Each conversation is assigned a Questioner and an Answerer. The Questioner asks the questions and decides when the conversations is over, and the Answerer responds to the questions. Questioner and Answerer are interchanged for each conversation. Instead of having just one labeller design both questions and answers, we hope this approach produces more natural conversations.

Guidelines

The following tips were extracted from the CoQA original paper and Practical Annotation Strategies for Question Answering Datasets.

Questions

  • Phrase the questions in natural language. Don't try to use the exact same words or order of words for building the questions. Use synonyms and change the word order.
  • Think of questions that can be answered by the document at hand without any other information needed.
  • You can ask yes/no questions but try to keep it at a minimum. They shouldn't exceed 20% of the dataset.
  • Diversify the questions you ask and try to make many of them difficult. Ask the answerer for counts, summaries, comparisons, listings, rankings and more. With this in mind, simple questions are also welcomed.
  • Make references to previous questions and/or answers to keep the conversation flowing. Try not to reference questions/answers that are far in time on the conversation.
  • If a question has more than one answer, you can repeat it at any point in the conversation.
  • Try not to repeat questions (even across conversations), unless these questions have multiple answers.
  • The conversation should flow through the whole text. Try not to always start the questions from the beggining of the document or maybe not follow a straight line from beggining to end.

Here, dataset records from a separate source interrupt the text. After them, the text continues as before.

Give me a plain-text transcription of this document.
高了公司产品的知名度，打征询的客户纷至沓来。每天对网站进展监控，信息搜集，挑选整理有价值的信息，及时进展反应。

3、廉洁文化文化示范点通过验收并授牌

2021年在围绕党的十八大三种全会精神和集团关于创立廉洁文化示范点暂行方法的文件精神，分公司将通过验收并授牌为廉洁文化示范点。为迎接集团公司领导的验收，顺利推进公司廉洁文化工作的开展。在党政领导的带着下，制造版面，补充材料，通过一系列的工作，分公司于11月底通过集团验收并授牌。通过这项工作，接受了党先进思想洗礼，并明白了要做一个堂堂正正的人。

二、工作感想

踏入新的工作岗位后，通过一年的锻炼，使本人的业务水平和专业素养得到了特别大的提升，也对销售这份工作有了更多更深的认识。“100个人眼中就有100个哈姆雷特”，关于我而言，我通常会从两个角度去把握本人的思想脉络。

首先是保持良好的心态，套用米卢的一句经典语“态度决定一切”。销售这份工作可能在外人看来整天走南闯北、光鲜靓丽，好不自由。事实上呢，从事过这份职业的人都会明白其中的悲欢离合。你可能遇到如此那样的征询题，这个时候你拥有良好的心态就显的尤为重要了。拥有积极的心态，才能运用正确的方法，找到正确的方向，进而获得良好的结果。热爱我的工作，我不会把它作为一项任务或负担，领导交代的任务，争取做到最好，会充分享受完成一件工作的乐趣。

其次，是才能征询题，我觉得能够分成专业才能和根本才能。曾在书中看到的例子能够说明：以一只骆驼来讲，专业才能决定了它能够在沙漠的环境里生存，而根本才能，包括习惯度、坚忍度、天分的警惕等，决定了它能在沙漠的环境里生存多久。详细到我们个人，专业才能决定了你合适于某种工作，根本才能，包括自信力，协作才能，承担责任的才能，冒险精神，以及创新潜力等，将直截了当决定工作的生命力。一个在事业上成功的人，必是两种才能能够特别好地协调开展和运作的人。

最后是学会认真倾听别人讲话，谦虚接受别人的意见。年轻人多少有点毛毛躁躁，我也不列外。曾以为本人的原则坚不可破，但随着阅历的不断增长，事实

Nonetheless, a conversation should try to cover as much of the blogpost as possible.
  • You can ask unanswerable questions (for example, questions to which the answer can't be determined by the context). Try not to make too many unanswerable questions.

Answers

  • Keep answers as short as possible
  • Try to use the same vocabulary as in the context. Don't use other words. You can change the order of words or sentences from different places of the context, but try to always use the same vocabulary (unless you are explicitly asked to do so; e.g. "Please, rephrase the last answer").
  • If asked an unanswerable question, try to respond always with the same answer. For example, "I can't answer that."
  • If a questions is repeated, try to give a different answer.